- Nearest city: Alto Alegre dos Parecis, Rondônia
- Coordinates: 11°52′29″S 62°03′27″W﻿ / ﻿11.874677°S 62.057637°W
- Designation: State park
- Created: 23 March 1990
- Administrator: (defunct)

= Serra dos Parecis State Park =

Former state park in Rondônia, Brazil

The Serra dos Parecis State Park (Parque Estadual Serra dos Parecis) was a state park in the state of Rondônia, Brazil.
It was meant to protect an area of Amazon rainforest, but after being abandoned for twenty years it was cancelled in 2010.

==Location==

The Serra dos Parecis State Park was in the municipality of Alto Alegre dos Parecis, Rondônia.
It had an area of 38950 ha.
The park was in the Amazon biome.
Vegetation was 73.56% open rainforest, 19.38% savanna and 7.06% seasonal semi-deciduous forest.

==History==

The Serra dos Parecis State Park was created by state decree 4,570 of 23 March 1990.
It was administered by the Secretaria de Estado do Desenvolvimento Ambiental.
The park was one of several conservation units created in 1990 under PLANAFLORO, subsequently abandoned to land grabbing and deforestation, and then cancelled.
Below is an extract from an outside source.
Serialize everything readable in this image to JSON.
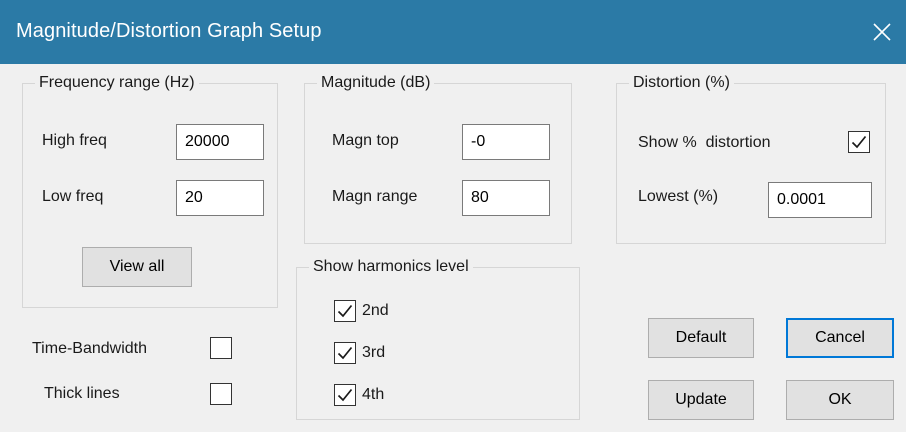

On 13 July 2010 an extraordinary session of the Legislative Assembly of Rondônia convened by Governor João Cahulla approved repeal of the decrees that had created six protected areas.
These were the Rio Roosevelt State Forest, Laranjeiras State Forest, Candeias State Park, Serra dos Parecis State Park, Rio Mequéns State Forest and Rio São Domingos State Forest.
The decree creating the park was revoked by law 588 of 19 July 2010, which meant that the park is now legally defunct.